The Association of Electoral Administrators found the Electoral Commission was “an excellent provider of guidance, supporting resources and good practice, providing a consistency of approach across the UK”.
There are clearly things which need to change, but these are in the direction of more oversight, not less. Many respondents referenced the House of Lords Democracy and Digital Technologies Committee’s recent recommendation that the Electoral Commission’s maximum fines for wrongdoing should be increased to £500,000 or four percent of spending, whichever is greater.

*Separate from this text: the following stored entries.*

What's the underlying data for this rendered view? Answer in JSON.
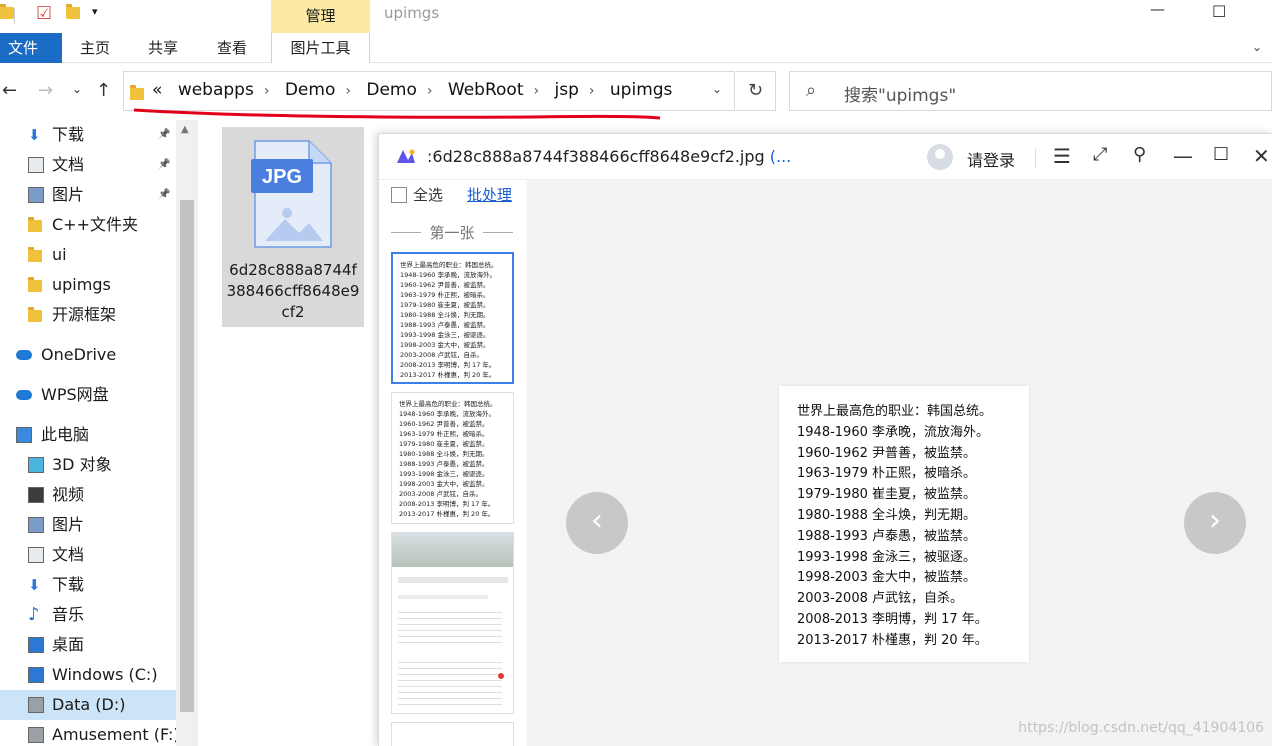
{
  "window": {
    "title": "upimgs",
    "context_header": "管理"
  },
  "ribbon": {
    "tabs": [
      "文件",
      "主页",
      "共享",
      "查看"
    ],
    "context_tab": "图片工具"
  },
  "address": {
    "prefix": "«",
    "crumbs": [
      "webapps",
      "Demo",
      "Demo",
      "WebRoot",
      "jsp",
      "upimgs"
    ]
  },
  "search": {
    "placeholder": "搜索\"upimgs\""
  },
  "sidebar": {
    "items": [
      {
        "label": "下载",
        "icon": "download-arrow-icon",
        "pinned": true
      },
      {
        "label": "文档",
        "icon": "document-icon",
        "pinned": true
      },
      {
        "label": "图片",
        "icon": "picture-icon",
        "pinned": true
      },
      {
        "label": "C++文件夹",
        "icon": "folder-icon",
        "pinned": false
      },
      {
        "label": "ui",
        "icon": "folder-icon",
        "pinned": false
      },
      {
        "label": "upimgs",
        "icon": "folder-icon",
        "pinned": false
      },
      {
        "label": "开源框架",
        "icon": "folder-icon",
        "pinned": false
      },
      {
        "label": "OneDrive",
        "icon": "cloud-icon",
        "pinned": false
      },
      {
        "label": "WPS网盘",
        "icon": "cloud-icon",
        "pinned": false
      },
      {
        "label": "此电脑",
        "icon": "computer-icon",
        "pinned": false
      },
      {
        "label": "3D 对象",
        "icon": "cube-icon",
        "pinned": false
      },
      {
        "label": "视频",
        "icon": "film-icon",
        "pinned": false
      },
      {
        "label": "图片",
        "icon": "picture-icon",
        "pinned": false
      },
      {
        "label": "文档",
        "icon": "document-icon",
        "pinned": false
      },
      {
        "label": "下载",
        "icon": "download-arrow-icon",
        "pinned": false
      },
      {
        "label": "音乐",
        "icon": "music-note-icon",
        "pinned": false
      },
      {
        "label": "桌面",
        "icon": "desktop-icon",
        "pinned": false
      },
      {
        "label": "Windows (C:)",
        "icon": "windows-drive-icon",
        "pinned": false
      },
      {
        "label": "Data (D:)",
        "icon": "drive-icon",
        "pinned": false,
        "selected": true
      },
      {
        "label": "Amusement (F:)",
        "icon": "drive-icon",
        "pinned": false
      }
    ]
  },
  "file": {
    "type_label": "JPG",
    "name": "6d28c888a8744f388466cff8648e9cf2"
  },
  "viewer": {
    "title": ":6d28c888a8744f388466cff8648e9cf2.jpg",
    "title_trunc": " (...",
    "login": "请登录",
    "select_all": "全选",
    "batch": "批处理",
    "group_label": "第一张",
    "doc_lines": [
      "世界上最高危的职业：韩国总统。",
      "1948-1960 李承晚，流放海外。",
      "1960-1962 尹普善，被监禁。",
      "1963-1979 朴正熙，被暗杀。",
      "1979-1980 崔圭夏，被监禁。",
      "1980-1988 全斗焕，判无期。",
      "1988-1993 卢泰愚，被监禁。",
      "1993-1998 金泳三，被驱逐。",
      "1998-2003 金大中，被监禁。",
      "2003-2008 卢武铉，自杀。",
      "2008-2013 李明博，判 17 年。",
      "2013-2017 朴槿惠，判 20 年。"
    ]
  },
  "watermark": "https://blog.csdn.net/qq_41904106"
}
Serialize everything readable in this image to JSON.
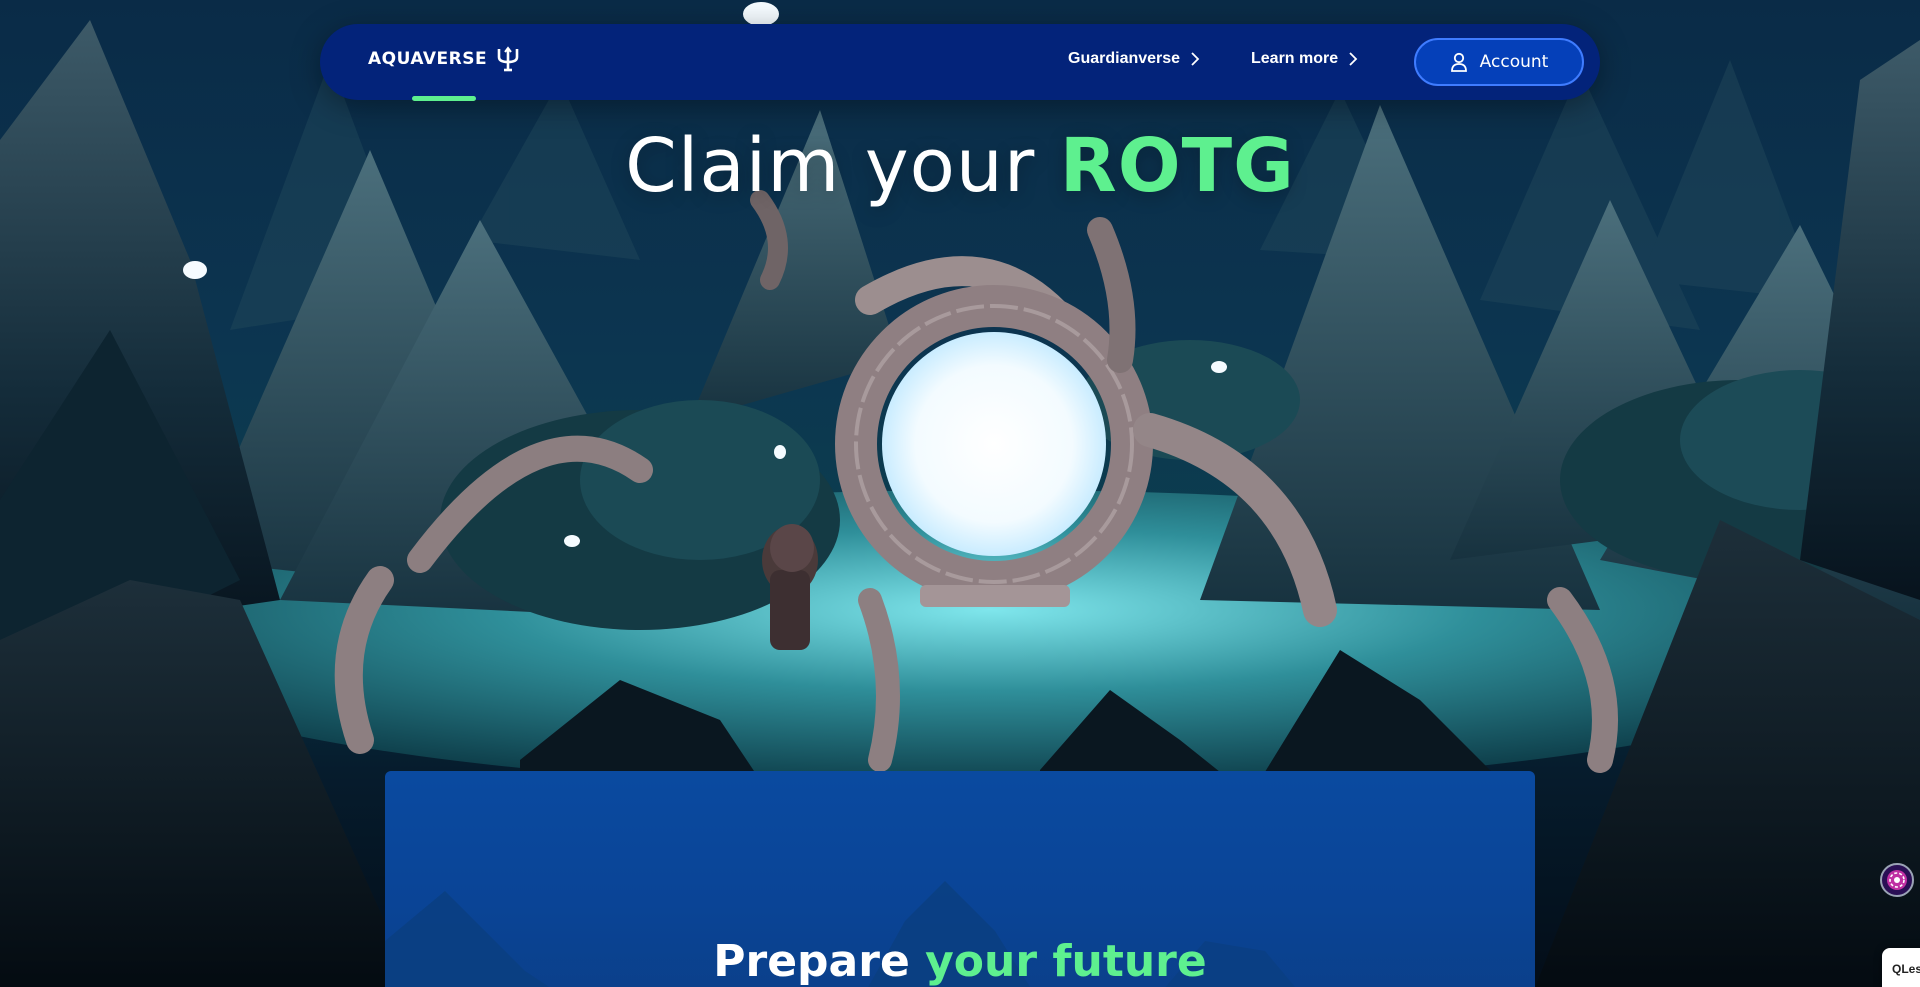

Politics is now in a near-permanent campaign mode, but currently only material produced in a designated campaign period is monitored. Fact-checking group Full Fact argued that the Electoral Commission’s remit should therefore cover a wider period beyond the current time limit.
The inquiry rightly saw calls for cleaning up Britain’s broken party funding rules. In their separate submissions, Transparency International and the UK Anti-Corruption Coalition called for change to limit the influence of big money in politics, including a £10,000 cap on donations, reducing parties’ spending limit in general elections by 15%, prohibiting parliamentarians from accepting paid foreign travel over £500 other than from prescribed organisations, reducing the threshold for donation or loans reporting to £500, and opening up donation reporting from secretive unincorporated associations.
The Conservative government insists that the Electoral Commission is “accountable to no-one”. In fact, It is accountable to legislators in all three parliaments. It has huge expertise and a focus on compliance rather than simply sanctioning after wrongdoing.
Sam Power, who co-wrote the Electoral Reform Society’s recent Democracy in the Dark report, said: “The simple fact that there is an Electoral Commission itself, with 20 years of institutional knowledge of ‘what works’ in terms of electoral regulation is a significant strength and is not the case in many countries across the world.” However, as academic Alistair Clark noted, parties may therefore seek to limit the Commission’s powers precisely because its remit is to regulate them. That’s why all of us must stand up for the independent watchdog.
The government’s recent criticism of the Electoral Commission is doubly alarming given that the Conservatives now hold a controlling majority of seats on the Speaker’s Committee, which regulates it. There’s a strong argument that cross-party balance should be restored, with no one party controlling a majority sway over our regulator.
The overall picture is clear: there’s strong support for our independent electoral watchdog – and a near-consensus on the need to update our analogue-age election rules. There’s also plenty of agreement on how to do it. It’s now up for ministers to come forward with sensible proposals to strengthen our democracy, not weaken it.